Tipe-tipe warganet, sebut saja pelaku dan korban cyber-bullying, tak jauh dari ini. Pertama, keduanya memahami apa itu cyber-bullying dan tak merasa terbebani atas dan/atau oleh tindakan yang dilakukan. Dari sisi pelaku tak bergeming, tak merasa bersalah selagi belum ada yang memberikan ganjaran. Pihak lainnya, yakni korban, menimpali balik dengan candaan. Menganggap bukan hal serius dan memberi kepercayaan bagi diri sendiri bahwa yang terjadi bukan cyber-bullying. Roda akan berputar, yang artinya dengan berkaca pada kejadian tersebut, sosok pelaku dan korban kedudukannya silih berganti.
Berikutnya, mereka yang tak mengetahui tolak ukur cyber-bullying. Tidak pernah, mungkin akan menjadi jawaban untuk pengalihan atas tindakan tak patut itu. Mengelak, tidak ingin disebut dalang atau terduga bersalah, sudah pasti. Makin banyak yang seperti ini, maka kian sulit dikontrol. Pergolakan dalam laman media sosial kian rumit menentukan siapa saja partisipannya.
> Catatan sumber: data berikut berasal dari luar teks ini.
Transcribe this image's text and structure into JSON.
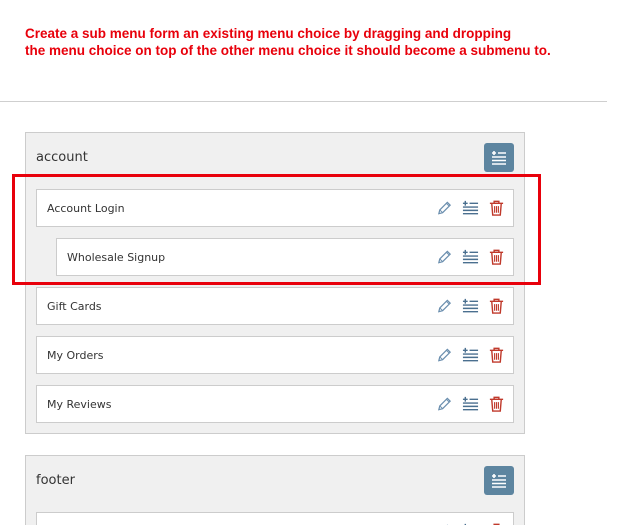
{
  "instruction": {
    "line1": "Create a sub menu form an existing menu choice by dragging and dropping",
    "line2": "the menu choice on top of the other menu choice it should become a submenu to."
  },
  "colors": {
    "instruction_text": "#e8000b",
    "highlight_border": "#e8000b",
    "add_button": "#5d85a0",
    "delete_icon": "#c0392b",
    "edit_icon": "#6a8eae"
  },
  "menus": [
    {
      "title": "account",
      "items": [
        {
          "label": "Account Login",
          "level": 0
        },
        {
          "label": "Wholesale Signup",
          "level": 1
        },
        {
          "label": "Gift Cards",
          "level": 0
        },
        {
          "label": "My Orders",
          "level": 0
        },
        {
          "label": "My Reviews",
          "level": 0
        }
      ]
    },
    {
      "title": "footer",
      "items": []
    }
  ],
  "icons": {
    "add_sub": "add-submenu-icon",
    "edit": "pencil-icon",
    "delete": "trash-icon"
  }
}
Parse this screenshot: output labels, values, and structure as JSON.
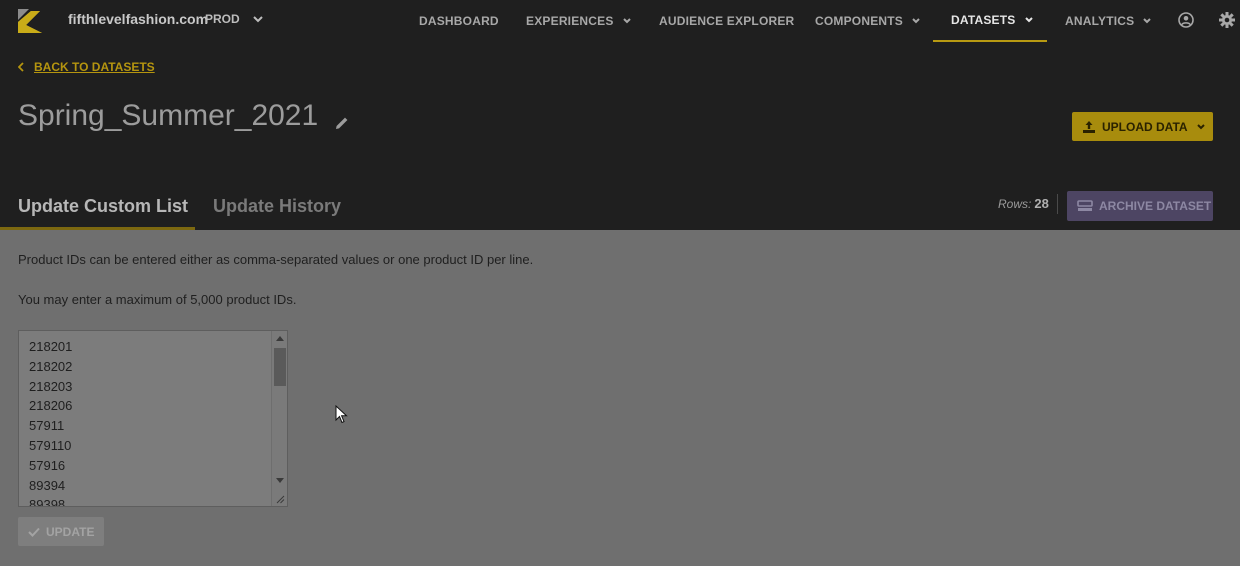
{
  "nav": {
    "site_name": "fifthlevelfashion.com",
    "env": "PROD",
    "items": [
      {
        "label": "DASHBOARD",
        "dropdown": false
      },
      {
        "label": "EXPERIENCES",
        "dropdown": true
      },
      {
        "label": "AUDIENCE EXPLORER",
        "dropdown": false
      },
      {
        "label": "COMPONENTS",
        "dropdown": true
      },
      {
        "label": "DATASETS",
        "dropdown": true,
        "active": true
      },
      {
        "label": "ANALYTICS",
        "dropdown": true
      }
    ],
    "icons": [
      "user-circle-icon",
      "gear-icon"
    ],
    "accent_color": "#b89a12"
  },
  "header": {
    "back_label": "BACK TO DATASETS",
    "title": "Spring_Summer_2021",
    "upload_label": "UPLOAD DATA",
    "tabs": [
      {
        "label": "Update Custom List",
        "active": true
      },
      {
        "label": "Update History",
        "active": false
      }
    ],
    "rows_label": "Rows:",
    "rows_count": "28",
    "archive_label": "ARCHIVE DATASET"
  },
  "main": {
    "help_1": "Product IDs can be entered either as comma-separated values or one product ID per line.",
    "help_2": "You may enter a maximum of 5,000 product IDs.",
    "ids": [
      "218201",
      "218202",
      "218203",
      "218206",
      "57911",
      "579110",
      "57916",
      "89394",
      "89398"
    ],
    "update_label": "UPDATE"
  }
}
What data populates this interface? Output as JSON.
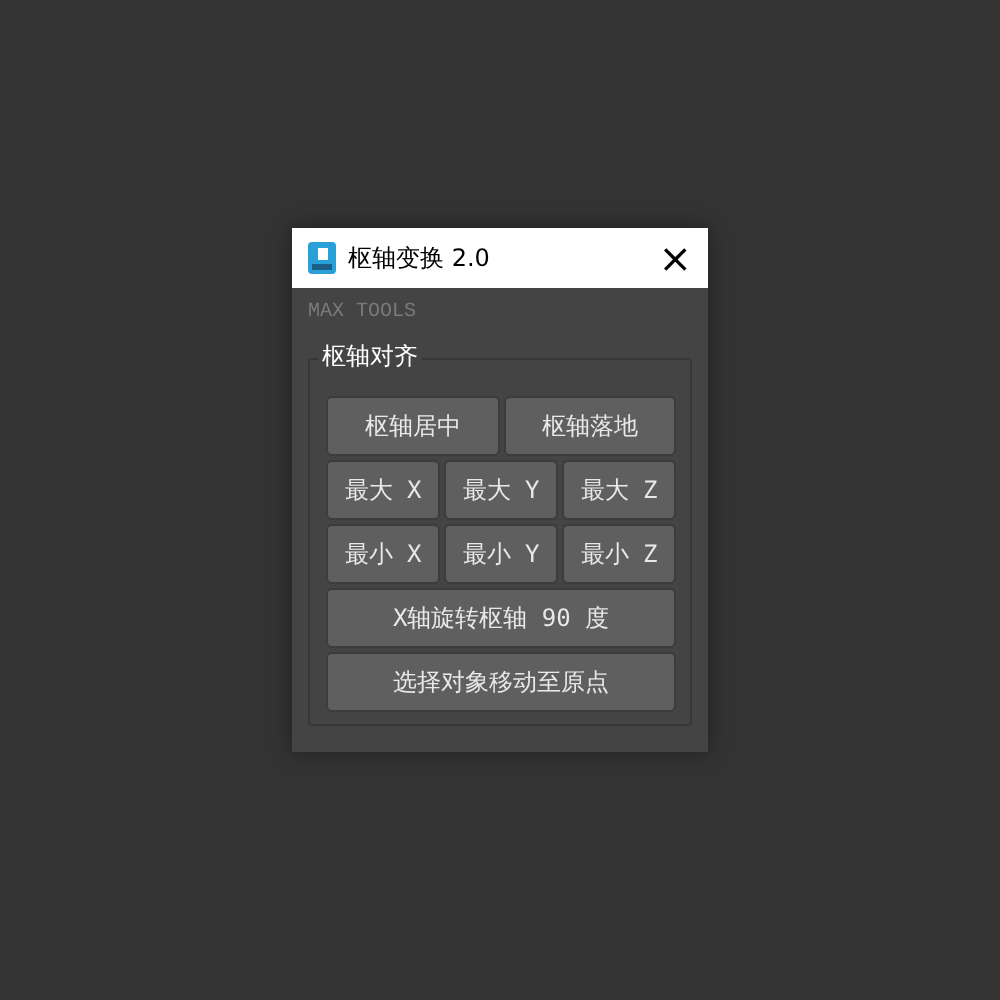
{
  "window": {
    "title": "枢轴变换 2.0",
    "close": "×"
  },
  "header": "MAX TOOLS",
  "group": {
    "title": "枢轴对齐",
    "buttons": [
      {
        "label": "枢轴居中",
        "kind": "half"
      },
      {
        "label": "枢轴落地",
        "kind": "half"
      },
      {
        "label": "最大 X",
        "kind": "third"
      },
      {
        "label": "最大 Y",
        "kind": "third"
      },
      {
        "label": "最大 Z",
        "kind": "third"
      },
      {
        "label": "最小 X",
        "kind": "third"
      },
      {
        "label": "最小 Y",
        "kind": "third"
      },
      {
        "label": "最小 Z",
        "kind": "third"
      },
      {
        "label": "X轴旋转枢轴 90 度",
        "kind": "full"
      },
      {
        "label": "选择对象移动至原点",
        "kind": "full"
      }
    ]
  }
}
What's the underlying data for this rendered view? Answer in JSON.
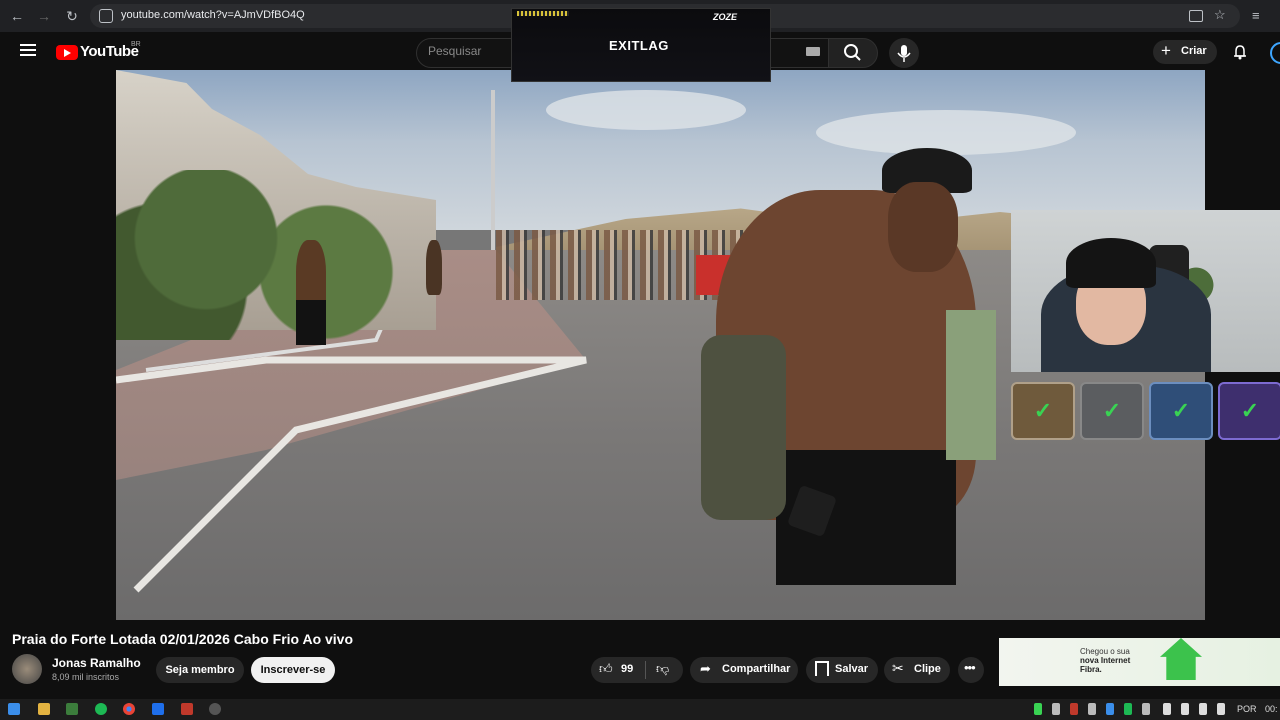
{
  "browser": {
    "url": "youtube.com/watch?v=AJmVDfBO4Q"
  },
  "youtube": {
    "logo_text": "YouTube",
    "region_badge": "BR",
    "search_placeholder": "Pesquisar",
    "create_label": "Criar"
  },
  "overlay": {
    "brand": "EXITLAG",
    "partner": "ZOZE"
  },
  "video": {
    "title": "Praia do Forte Lotada 02/01/2026 Cabo Frio Ao vivo",
    "channel_name": "Jonas Ramalho",
    "subscribers": "8,09 mil inscritos",
    "member_label": "Seja membro",
    "subscribe_label": "Inscrever-se",
    "like_count": "99",
    "share_label": "Compartilhar",
    "save_label": "Salvar",
    "clip_label": "Clipe"
  },
  "ad": {
    "line1": "Chegou o sua",
    "line2": "nova Internet",
    "line3": "Fibra."
  },
  "taskbar": {
    "language": "POR",
    "time": "00:"
  },
  "colors": {
    "youtube_red": "#ff0000",
    "check_green": "#39d353",
    "accent_blue": "#3ea6ff"
  }
}
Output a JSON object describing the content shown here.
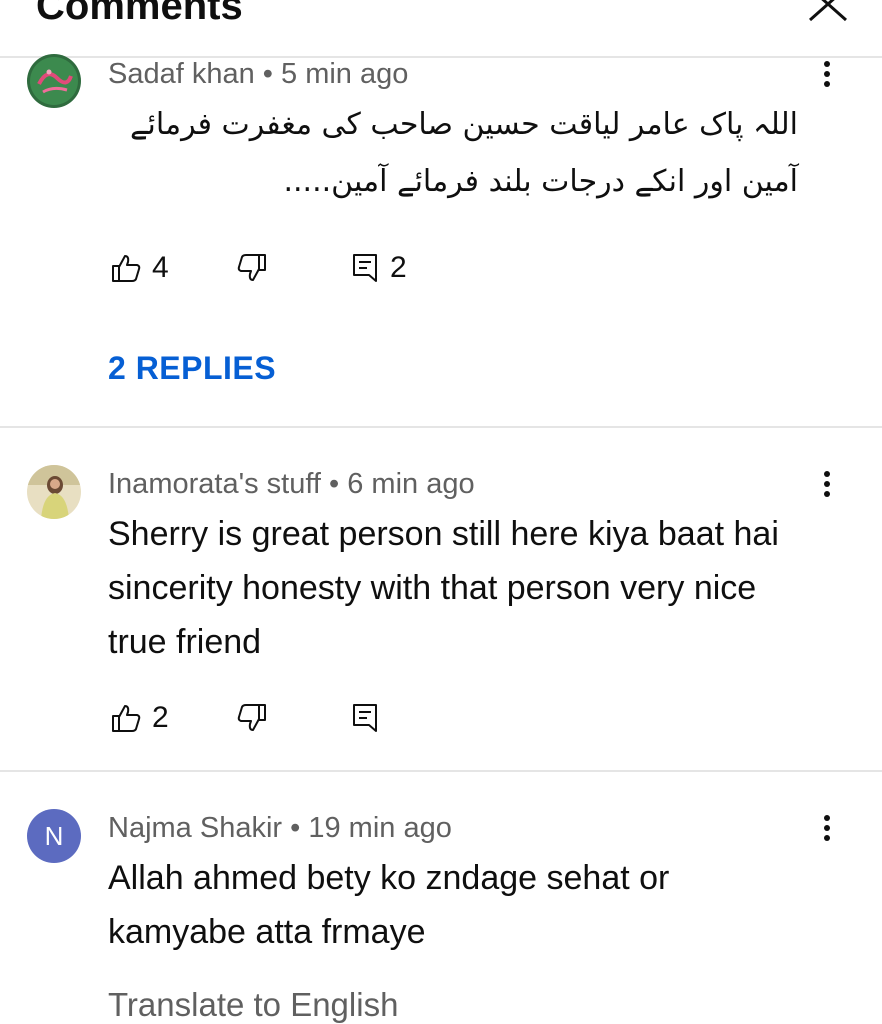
{
  "header": {
    "title": "Comments",
    "close_icon": "close-icon"
  },
  "comments": [
    {
      "author": "Sadaf khan",
      "separator": " • ",
      "time": "5 min ago",
      "text_lines": [
        "اللہ پاک عامر لیاقت حسین صاحب کی مغفرت فرمائے",
        "آمین اور انکے درجات بلند فرمائے آمین....."
      ],
      "likes": "4",
      "reply_count": "2",
      "replies_label": "2 REPLIES",
      "avatar_color": "#3a7a4a"
    },
    {
      "author": "Inamorata's stuff",
      "separator": " • ",
      "time": "6 min ago",
      "text": "Sherry is great person still here kiya baat hai sincerity honesty with that person very nice true friend",
      "likes": "2",
      "reply_count": "",
      "avatar_color": "#d8cfa6"
    },
    {
      "author": "Najma Shakir",
      "separator": " • ",
      "time": "19 min ago",
      "text": "Allah ahmed bety ko zndage sehat or kamyabe atta frmaye",
      "avatar_letter": "N",
      "avatar_color": "#5c6bc0",
      "translate_label": "Translate to English"
    }
  ],
  "colors": {
    "link": "#065fd4",
    "meta": "#606060",
    "divider": "#e5e5e5"
  }
}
Kembali pada awal mula publikasi media sosial di masyarakat. Efektivitas kehadirannya perlu dikaji ulang. Warganet harus memiliki pola pikir terbuka. Bukan dengan teman sebaya saja, informasi dan komunikasi mencakup ruang lingkup global. Akrab saja rentan menimbulkan kesalahpahaman, apalagi tidak pernah mengenal. Sudah sepantasnya, antarpengguna memahami kodrat masing-masing. Kalimat menghujam psikis di media sosial serta aib sesama tidak untuk konsumsi publik. Interospeksi diri dan pembenahan tindakan menjadi renungan bagi setiap pengguna media sosial di tengah maraknya kasus cyber-bullying. (rik)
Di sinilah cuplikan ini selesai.